Additive Manufacturing of Fe-Mn-Al-Ni Shape Memory Alloy: Microstructure and Phase Transformation Characteristics

Abstract

Abstract The development of additive manufacturing equipment and the accessibility of metal powders have recently generated considerable interest in the additive production of smart materials, often known as 4D printing. Recent research centered on ternary alloy systems of NiTi. However, iron shape memory alloy (Fe-SMA), which has outstanding superelasticity and consistent superplastic behavior across a wider temperature range, can provide a valuable counterpart for NiTi SMA. However, the viability and impact of manufacturing processing factors on Fe-SMA alloy are not well understood.

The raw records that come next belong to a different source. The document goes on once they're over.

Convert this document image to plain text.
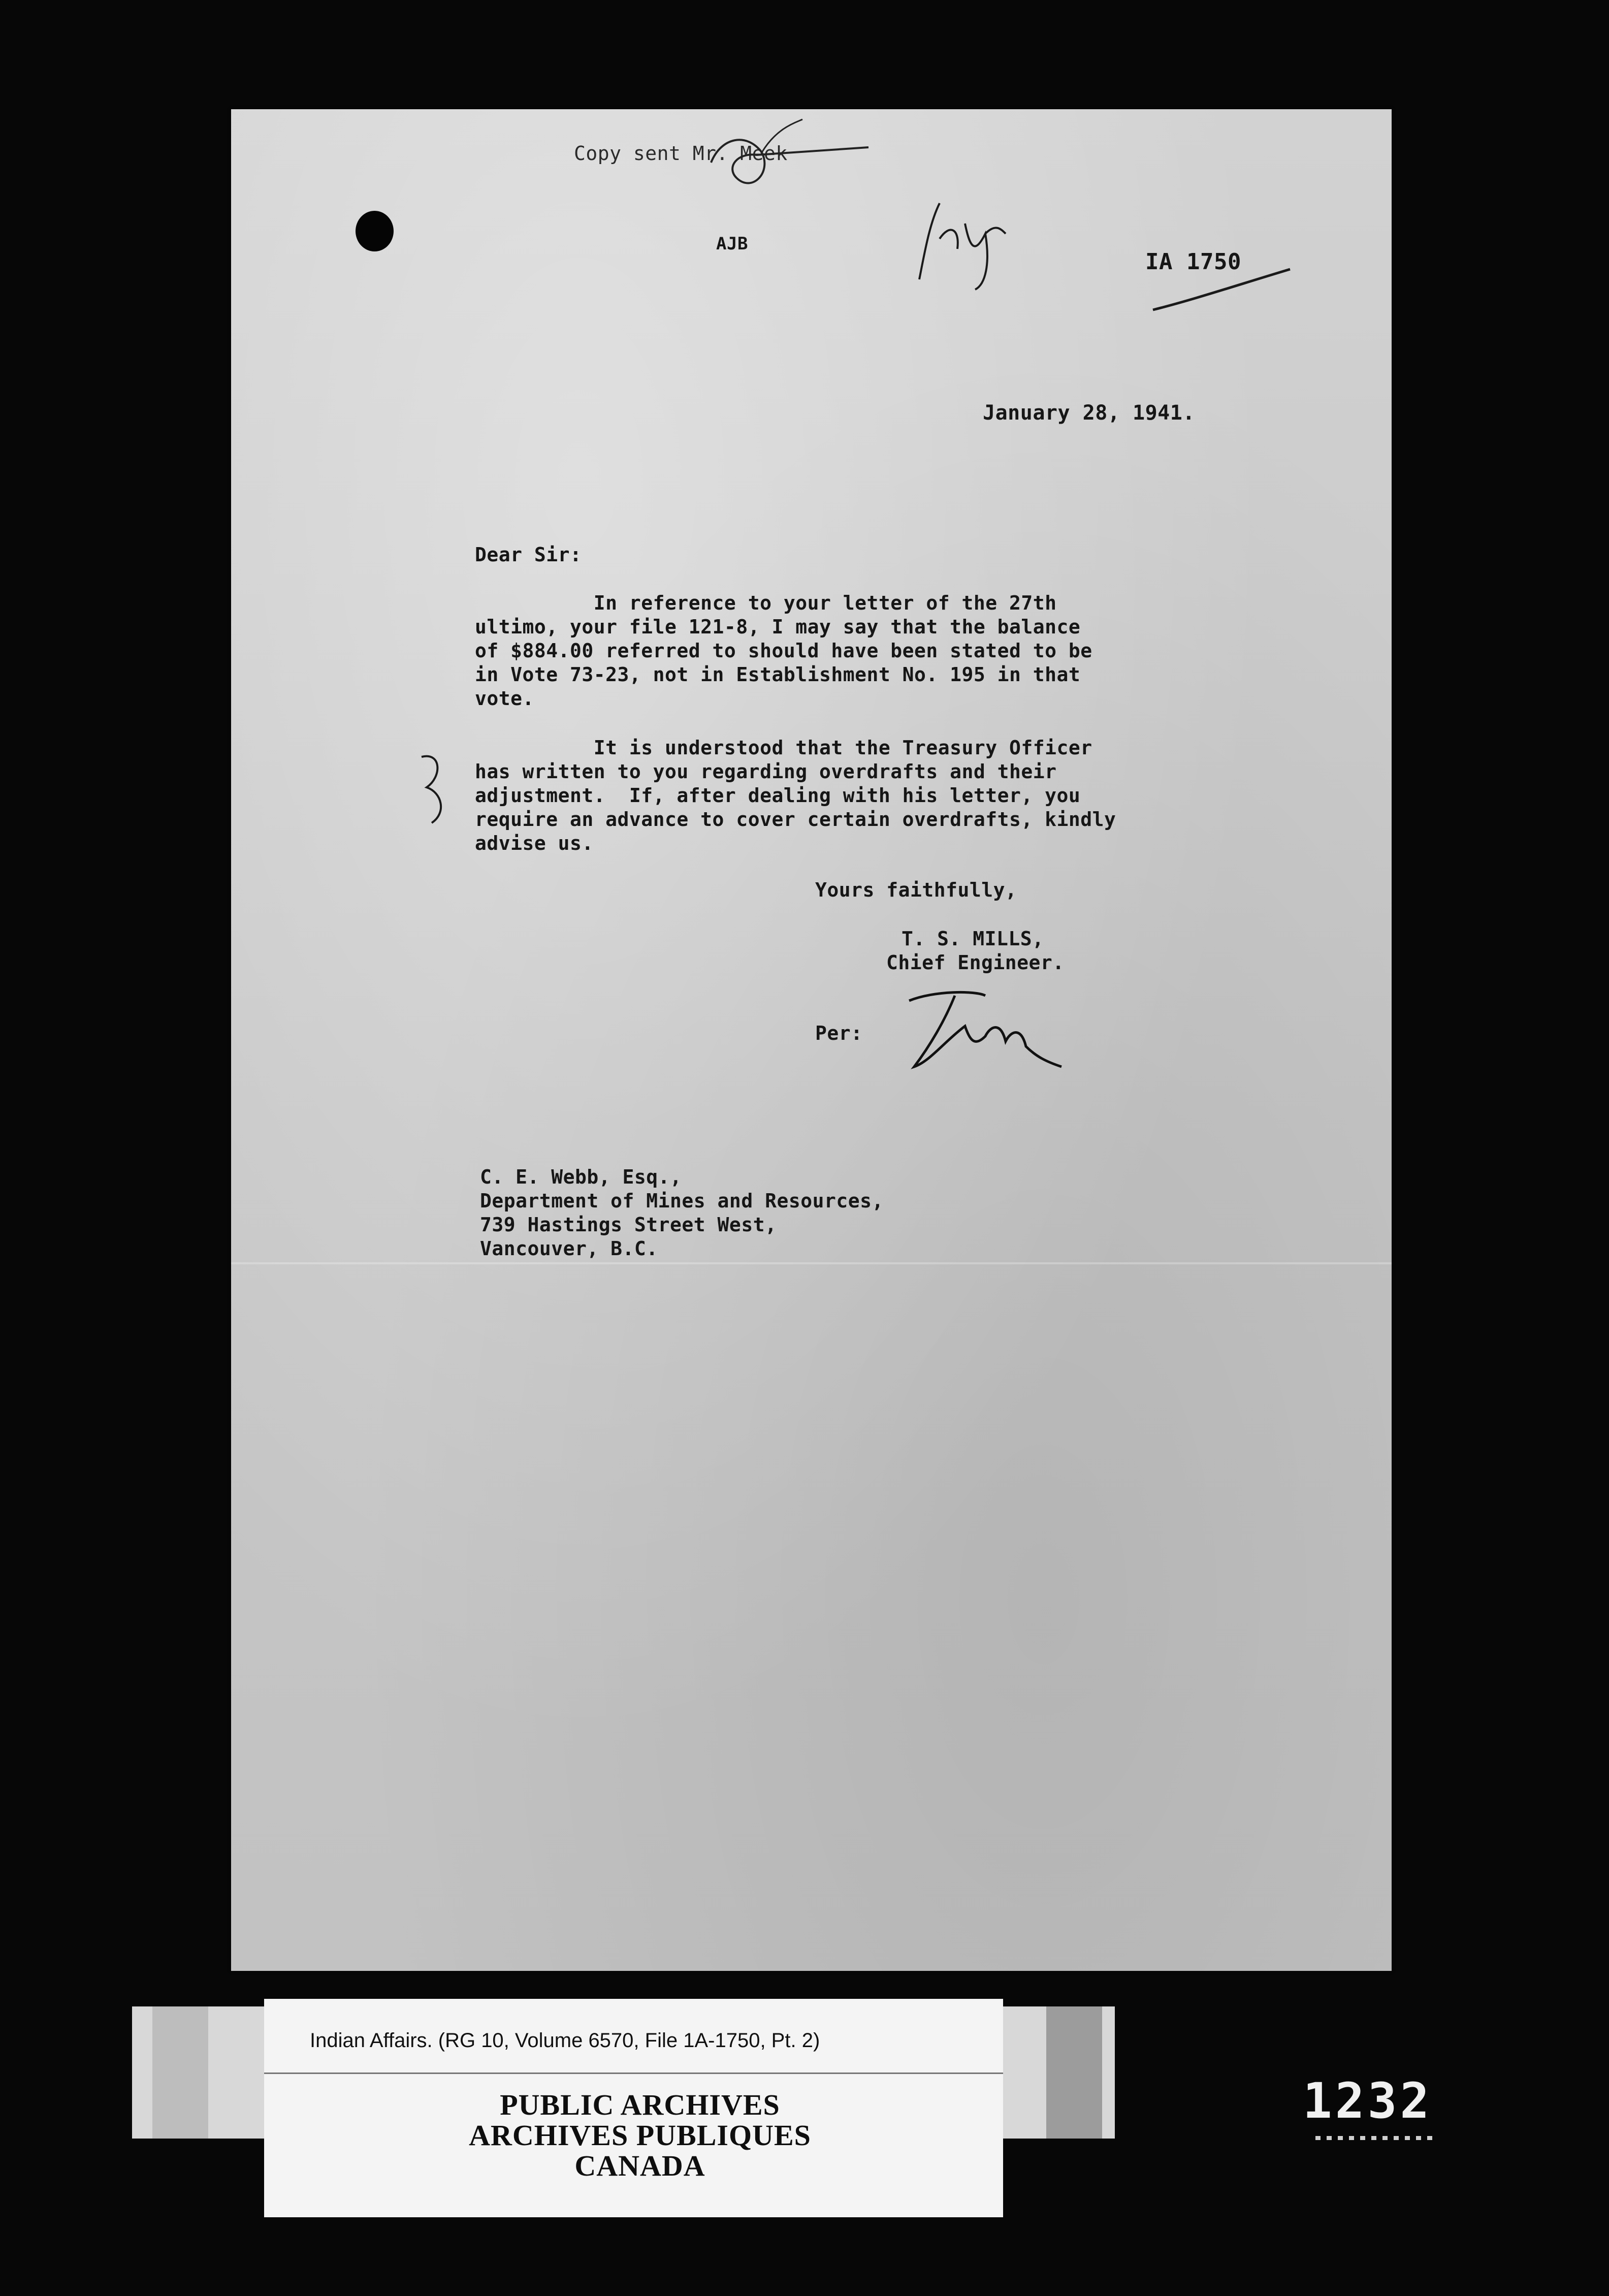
Copy sent Mr. Meek
AJB
IA 1750
January 28, 1941.
Dear Sir:
In reference to your letter of the 27th
ultimo, your file 121-8, I may say that the balance
of $884.00 referred to should have been stated to be
in Vote 73-23, not in Establishment No. 195 in that
vote.
It is understood that the Treasury Officer
has written to you regarding overdrafts and their
adjustment.  If, after dealing with his letter, you
require an advance to cover certain overdrafts, kindly
advise us.
Yours faithfully,
T. S. MILLS,
Chief Engineer.
Per:
C. E. Webb, Esq.,
Department of Mines and Resources,
739 Hastings Street West,
Vancouver, B.C.
Indian Affairs. (RG 10, Volume 6570, File 1A-1750, Pt. 2)
PUBLIC ARCHIVES
ARCHIVES PUBLIQUES
CANADA
1232
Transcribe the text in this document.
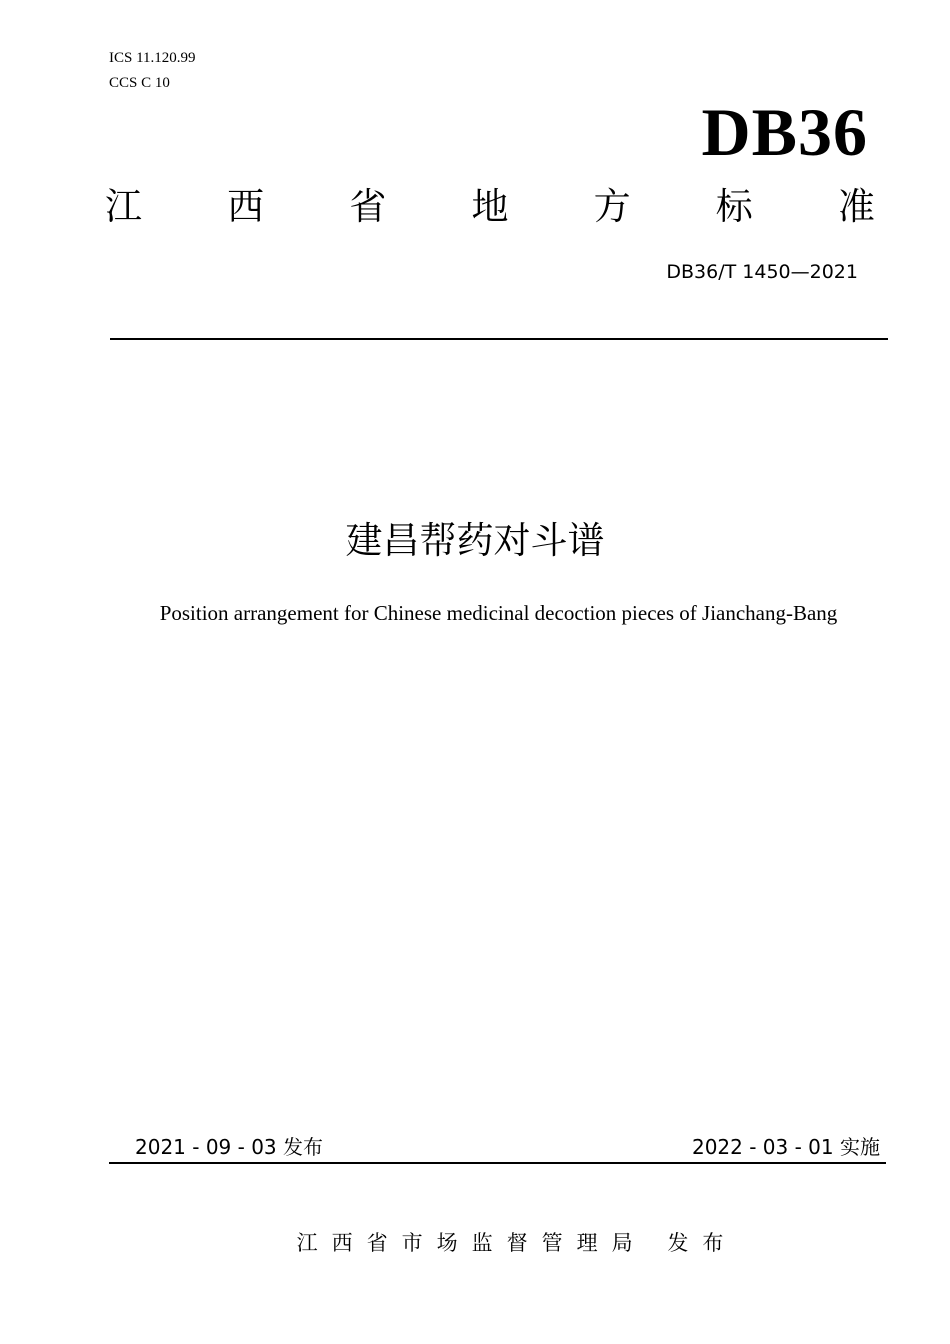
ICS 11.120.99
CCS C 10
DB36
江 西 省 地 方 标 准
DB36/T 1450—2021
建昌帮药对斗谱
Position arrangement for Chinese medicinal decoction pieces of Jianchang-Bang
2021 - 09 - 03 发布	2022 - 03 - 01 实施
江西省市场监督管理局 发布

The current study examines the impact of laser powder bed fusion (LPBF) processing parameters on Fe-Mn-Al-Ni shape memory alloy characteristics such as crack formation, surface roughness, laser-track morphology, density, dimensional accuracy, hardness, and phase transformation. To effectively capture thermal behavior and gather in-situ fabrication data, in-situ monitoring of sample printing was carried out utilizing a unique sensing system made up of a long wave infrared camera throughout a temperature range of −20 °C to 1500 °C. To characterize the microstructure and phase change of the manufactured samples with respect to manufacturing processing parameters, surface roughness testing, gas pycnometer, Vickers hardness testing, and differential scanning calorimetry (DSC) were used. The research showed that volumetric energy densities (VEDs) between 62 and 93 J.mm−3 produce higher-quality materials with fewer defects, which improved the densification and properties of manufactured Fe-SMA (hardness, density, and porosity).